HAGÅTÑA (The Guam Daily Post) — In two weeks, the Guam Behavioral Health and Wellness Center’s Manggaige Ham Crisis Counseling Program will be hitting the streets going door-to-door.
“We are going to start with Dededo. They have selected Astumbo to be the first place in Dededo to start. Our team has already connected with Mayor Melissa Savares on this, so she is aware. She has given her phone number to provide that support in case our staff need it,” Carissa Pangelinan said during the Interagency Council for Coordinating Homelessness Programs and Office of Homelessness Assistance and Poverty Prevention monthly meeting.
Pangelinan spoke with the project director and shared her experiences in canvassing the Dededo area.
“I was giving some safety tips and kind of just making sure that we are out there in numbers, and nobody is alone on the streets,” she said. “So we are getting ready to do that and all the training is done.”
Although the Manggaige Ham team has not begun canvassing, Pangelinan shared what she believes they could come across with regard to homelessness.
“We might encounter families who are living with other families. So they might have been displaced by the typhoon, never came to the shelters and may not be receiving services from us,” Pangelinan said.
The hope is that the canvassing effort will help identify families experiencing homelessness and get them the help and access to long-term services they need. The canvassing effort will deploy part-time stipend-paid workers under a federal grant.
“They will knock on doors, introduce themselves.

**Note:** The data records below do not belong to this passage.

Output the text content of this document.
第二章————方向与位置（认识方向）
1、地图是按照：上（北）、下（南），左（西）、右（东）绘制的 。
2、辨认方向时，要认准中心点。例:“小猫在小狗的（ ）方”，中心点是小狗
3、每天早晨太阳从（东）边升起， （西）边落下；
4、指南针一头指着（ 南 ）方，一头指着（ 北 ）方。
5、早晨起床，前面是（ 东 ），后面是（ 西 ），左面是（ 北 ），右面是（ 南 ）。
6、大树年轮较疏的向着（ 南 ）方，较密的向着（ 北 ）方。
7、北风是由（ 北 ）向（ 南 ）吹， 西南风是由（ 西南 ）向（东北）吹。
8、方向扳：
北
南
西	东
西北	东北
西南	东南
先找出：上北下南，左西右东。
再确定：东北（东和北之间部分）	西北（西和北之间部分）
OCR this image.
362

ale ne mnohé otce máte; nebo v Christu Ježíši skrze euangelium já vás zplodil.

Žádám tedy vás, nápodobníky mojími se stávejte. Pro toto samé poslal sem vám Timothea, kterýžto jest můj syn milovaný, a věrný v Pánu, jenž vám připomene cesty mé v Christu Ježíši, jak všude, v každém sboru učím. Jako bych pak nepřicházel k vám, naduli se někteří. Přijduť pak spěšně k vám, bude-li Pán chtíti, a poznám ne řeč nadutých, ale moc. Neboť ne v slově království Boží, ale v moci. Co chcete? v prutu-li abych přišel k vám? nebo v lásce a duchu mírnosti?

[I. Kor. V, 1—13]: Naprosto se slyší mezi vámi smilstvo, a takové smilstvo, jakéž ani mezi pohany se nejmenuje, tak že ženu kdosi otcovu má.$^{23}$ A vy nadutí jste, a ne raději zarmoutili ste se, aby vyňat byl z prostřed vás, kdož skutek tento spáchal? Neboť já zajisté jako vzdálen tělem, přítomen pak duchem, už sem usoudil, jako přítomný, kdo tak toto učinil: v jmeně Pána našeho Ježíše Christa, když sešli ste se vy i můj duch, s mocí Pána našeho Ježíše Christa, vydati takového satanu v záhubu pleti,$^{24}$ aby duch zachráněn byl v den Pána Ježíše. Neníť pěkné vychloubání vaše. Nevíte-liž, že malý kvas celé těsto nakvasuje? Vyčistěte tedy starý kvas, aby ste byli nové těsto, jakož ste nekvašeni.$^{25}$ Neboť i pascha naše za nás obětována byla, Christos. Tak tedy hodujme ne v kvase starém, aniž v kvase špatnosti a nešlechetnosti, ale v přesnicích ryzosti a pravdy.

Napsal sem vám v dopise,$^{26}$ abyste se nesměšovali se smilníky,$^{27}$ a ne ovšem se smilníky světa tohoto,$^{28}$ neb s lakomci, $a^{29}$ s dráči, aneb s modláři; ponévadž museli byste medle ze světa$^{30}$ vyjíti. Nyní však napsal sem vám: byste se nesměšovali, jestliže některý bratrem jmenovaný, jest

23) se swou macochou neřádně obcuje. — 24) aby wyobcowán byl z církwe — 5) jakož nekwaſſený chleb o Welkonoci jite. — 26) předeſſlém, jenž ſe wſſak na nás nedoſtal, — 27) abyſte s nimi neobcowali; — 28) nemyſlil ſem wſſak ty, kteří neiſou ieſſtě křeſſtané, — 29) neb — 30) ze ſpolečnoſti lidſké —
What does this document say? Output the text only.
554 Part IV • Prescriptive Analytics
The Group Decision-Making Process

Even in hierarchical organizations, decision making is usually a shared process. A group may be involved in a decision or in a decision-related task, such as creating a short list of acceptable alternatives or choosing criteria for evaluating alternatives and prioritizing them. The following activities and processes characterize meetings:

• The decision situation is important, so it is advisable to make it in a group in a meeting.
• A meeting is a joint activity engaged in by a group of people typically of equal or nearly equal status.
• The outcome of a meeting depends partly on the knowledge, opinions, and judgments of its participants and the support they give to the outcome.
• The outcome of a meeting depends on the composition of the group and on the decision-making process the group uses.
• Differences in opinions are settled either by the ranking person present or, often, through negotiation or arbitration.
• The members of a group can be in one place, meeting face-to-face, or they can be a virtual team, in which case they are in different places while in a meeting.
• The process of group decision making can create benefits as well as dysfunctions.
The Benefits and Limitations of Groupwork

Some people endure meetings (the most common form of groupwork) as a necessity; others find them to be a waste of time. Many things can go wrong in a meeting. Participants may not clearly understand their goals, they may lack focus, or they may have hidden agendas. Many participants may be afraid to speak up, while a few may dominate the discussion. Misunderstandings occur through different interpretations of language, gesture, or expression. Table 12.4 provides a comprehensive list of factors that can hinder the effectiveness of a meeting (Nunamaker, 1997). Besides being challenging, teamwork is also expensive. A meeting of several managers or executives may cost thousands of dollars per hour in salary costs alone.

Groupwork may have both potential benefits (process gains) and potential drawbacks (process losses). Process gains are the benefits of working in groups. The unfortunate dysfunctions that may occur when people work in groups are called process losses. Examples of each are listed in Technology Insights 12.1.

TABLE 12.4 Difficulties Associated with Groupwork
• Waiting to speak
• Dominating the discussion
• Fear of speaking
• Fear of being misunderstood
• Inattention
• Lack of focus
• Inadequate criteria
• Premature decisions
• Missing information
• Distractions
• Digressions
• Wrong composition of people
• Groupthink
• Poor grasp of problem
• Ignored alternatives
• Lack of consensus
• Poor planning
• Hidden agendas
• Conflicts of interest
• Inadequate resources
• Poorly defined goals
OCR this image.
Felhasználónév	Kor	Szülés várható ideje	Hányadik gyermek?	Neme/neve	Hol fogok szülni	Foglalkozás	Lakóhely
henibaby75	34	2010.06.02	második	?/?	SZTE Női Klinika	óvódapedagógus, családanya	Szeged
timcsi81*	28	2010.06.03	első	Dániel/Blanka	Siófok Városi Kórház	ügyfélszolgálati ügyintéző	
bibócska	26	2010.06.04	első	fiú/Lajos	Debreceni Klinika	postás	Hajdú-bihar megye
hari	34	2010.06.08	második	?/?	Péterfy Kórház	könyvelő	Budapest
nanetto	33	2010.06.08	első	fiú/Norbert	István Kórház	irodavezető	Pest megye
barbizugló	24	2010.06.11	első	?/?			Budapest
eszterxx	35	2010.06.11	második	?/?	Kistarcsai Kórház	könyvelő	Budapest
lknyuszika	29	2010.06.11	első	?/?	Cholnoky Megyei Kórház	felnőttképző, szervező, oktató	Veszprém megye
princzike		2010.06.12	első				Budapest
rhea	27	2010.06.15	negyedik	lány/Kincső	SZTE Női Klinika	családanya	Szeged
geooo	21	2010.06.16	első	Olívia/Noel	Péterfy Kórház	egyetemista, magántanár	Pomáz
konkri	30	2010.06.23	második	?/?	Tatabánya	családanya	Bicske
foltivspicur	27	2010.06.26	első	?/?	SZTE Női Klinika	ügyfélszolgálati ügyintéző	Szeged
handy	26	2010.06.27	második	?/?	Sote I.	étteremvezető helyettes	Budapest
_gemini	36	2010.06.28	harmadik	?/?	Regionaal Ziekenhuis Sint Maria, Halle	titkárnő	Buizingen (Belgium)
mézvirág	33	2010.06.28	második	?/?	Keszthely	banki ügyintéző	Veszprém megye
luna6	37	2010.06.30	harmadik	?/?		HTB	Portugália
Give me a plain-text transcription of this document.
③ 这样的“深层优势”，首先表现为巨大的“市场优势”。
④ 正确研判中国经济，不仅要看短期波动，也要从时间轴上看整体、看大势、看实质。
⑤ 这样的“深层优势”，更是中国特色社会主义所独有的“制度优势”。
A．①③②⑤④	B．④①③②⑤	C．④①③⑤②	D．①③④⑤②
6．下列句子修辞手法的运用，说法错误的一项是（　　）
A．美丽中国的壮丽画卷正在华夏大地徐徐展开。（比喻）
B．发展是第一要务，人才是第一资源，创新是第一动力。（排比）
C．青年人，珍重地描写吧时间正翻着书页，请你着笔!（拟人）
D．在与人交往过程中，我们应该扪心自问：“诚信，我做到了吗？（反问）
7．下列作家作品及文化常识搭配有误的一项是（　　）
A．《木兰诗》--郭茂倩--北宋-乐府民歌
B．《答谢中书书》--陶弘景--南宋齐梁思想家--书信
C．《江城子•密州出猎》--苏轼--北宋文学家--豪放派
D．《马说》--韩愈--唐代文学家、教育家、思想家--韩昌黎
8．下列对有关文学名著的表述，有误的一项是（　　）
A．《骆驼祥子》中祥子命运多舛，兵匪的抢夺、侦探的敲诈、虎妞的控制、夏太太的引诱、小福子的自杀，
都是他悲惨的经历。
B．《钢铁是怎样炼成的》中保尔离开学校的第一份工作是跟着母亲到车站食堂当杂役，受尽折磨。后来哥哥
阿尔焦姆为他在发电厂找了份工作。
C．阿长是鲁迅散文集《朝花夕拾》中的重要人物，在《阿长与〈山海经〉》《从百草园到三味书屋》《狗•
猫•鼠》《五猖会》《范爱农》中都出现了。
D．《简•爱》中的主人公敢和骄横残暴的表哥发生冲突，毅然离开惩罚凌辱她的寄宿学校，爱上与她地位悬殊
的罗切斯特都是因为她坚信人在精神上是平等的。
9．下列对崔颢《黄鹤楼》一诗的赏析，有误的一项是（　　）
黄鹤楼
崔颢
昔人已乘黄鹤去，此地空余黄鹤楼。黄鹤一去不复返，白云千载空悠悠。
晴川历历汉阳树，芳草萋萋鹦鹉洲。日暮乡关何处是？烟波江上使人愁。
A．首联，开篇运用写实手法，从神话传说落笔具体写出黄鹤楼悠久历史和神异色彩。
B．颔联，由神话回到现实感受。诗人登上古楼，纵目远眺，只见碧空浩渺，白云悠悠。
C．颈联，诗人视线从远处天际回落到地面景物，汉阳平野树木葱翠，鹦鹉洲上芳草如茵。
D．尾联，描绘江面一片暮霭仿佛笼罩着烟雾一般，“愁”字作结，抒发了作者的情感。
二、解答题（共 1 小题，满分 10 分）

They are really doing a quick screening and check-in,” Pangelinan said.
Pangelinan clarified that the workers are not licensed counselors and will not be providing counseling, but they have been trained to identify certain red flags.
“They are trained to kind of pick up on certain identifiers, so if they recognize certain symptoms and signs they will be providing resources to them … brochures with information of available services … not just Guam Behavioral Health,” she said.
Pangelinan said the door-to-door effort aims to reach individuals who may not have access to mediums like social media and share with them the services that are available.
“We are trying to just do a massive outreach to everybody,” she said.
This will be Manggaige Ham’s first time canvassing villages throughout the island.
“We will officially begin the RSP part of this program, which is the regular services program, on the 26th of this month, which gives us nine months,” Pangelinan said.
Canvassing efforts will begin in two weeks to find families still affected by Typhoon Mawar and get them the support services they need.